The Chinese company involved also has an interesting history: China Communications Construction Corporation is a global infrastructure giant and one of the largest companies involved in China’s Belt and Road Initiative (BRI) projects over the past decade.
However, the World Bank banned the company and its affiliates from participating in World Bank-financed construction projects between 2011 and 2019 following a fraud scandal in a road construction project in the Philippines in 2009.
To find out more about the company’s history and past scandals involving other companies involved in the Anaklia bid, Check out this article By Luka Pertaia of RFE/RL’s Georgian Service and me.
What to see: The contract marks the second attempt to build a deep-sea port in Anaklia.

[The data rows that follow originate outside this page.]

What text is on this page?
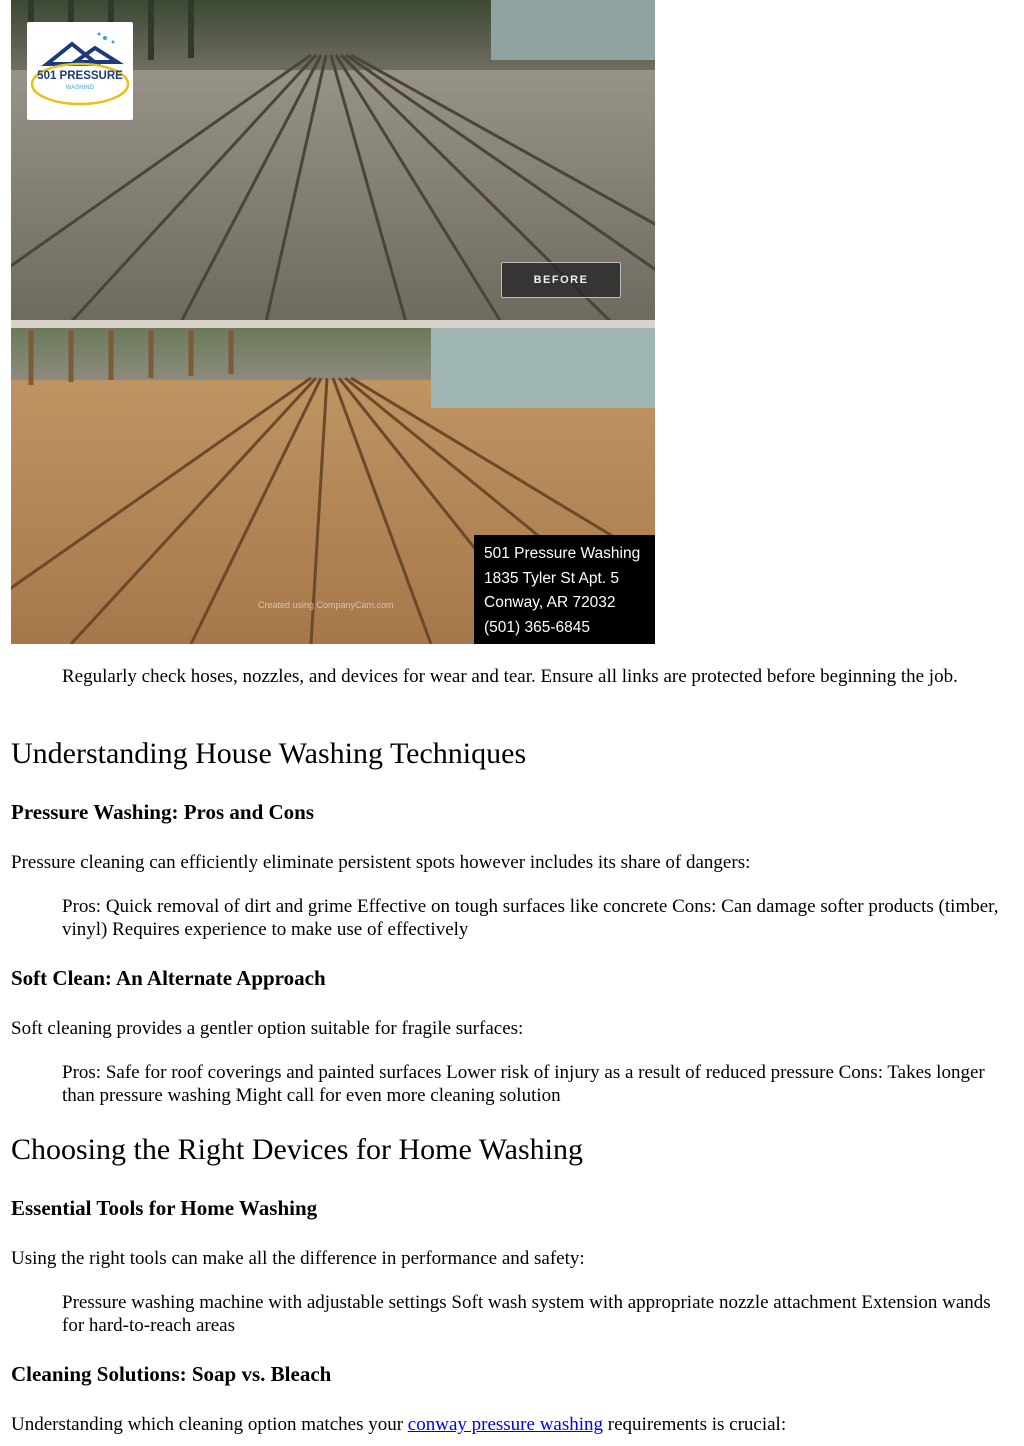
501 PRESSURE
WASHING
BEFORE
Created using CompanyCam.com
501 Pressure Washing
1835 Tyler St Apt. 5
Conway, AR 72032
(501) 365-6845

Regularly check hoses, nozzles, and devices for wear and tear. Ensure all links are protected before beginning the job.

Understanding House Washing Techniques
Pressure Washing: Pros and Cons

Pressure cleaning can efficiently eliminate persistent spots however includes its share of dangers:

Pros: Quick removal of dirt and grime Effective on tough surfaces like concrete Cons: Can damage softer products (timber, vinyl) Requires experience to make use of effectively

Soft Clean: An Alternate Approach

Soft cleaning provides a gentler option suitable for fragile surfaces:

Pros: Safe for roof coverings and painted surfaces Lower risk of injury as a result of reduced pressure Cons: Takes longer than pressure washing Might call for even more cleaning solution

Choosing the Right Devices for Home Washing
Essential Tools for Home Washing

Using the right tools can make all the difference in performance and safety:

Pressure washing machine with adjustable settings Soft wash system with appropriate nozzle attachment Extension wands for hard-to-reach areas

Cleaning Solutions: Soap vs. Bleach

Understanding which cleaning option matches your conway pressure washing requirements is crucial:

A previous consortium formed between Georgia’s TBC Bank and US-based Conti International was cancelled by the government in 2020 after years of political wrangling that saw TBC co-founders Mamuka Kazaradze and Badri Japaridze face money laundering charges.
The two were charged but released without prison time, and Kazaradze claims authorities were trying to sabotage the project, which was worth $2.5 billion in contracts.
Kazaradze is in the process of taking the Georgian government to an arbitration court in London over what he claims are politically motivated charges for sabotaging the port’s construction. He has been an outspoken critic of reviving the project and has previously said legal obstacles caused by the exclusion of the previous consortium could thwart any new construction plans.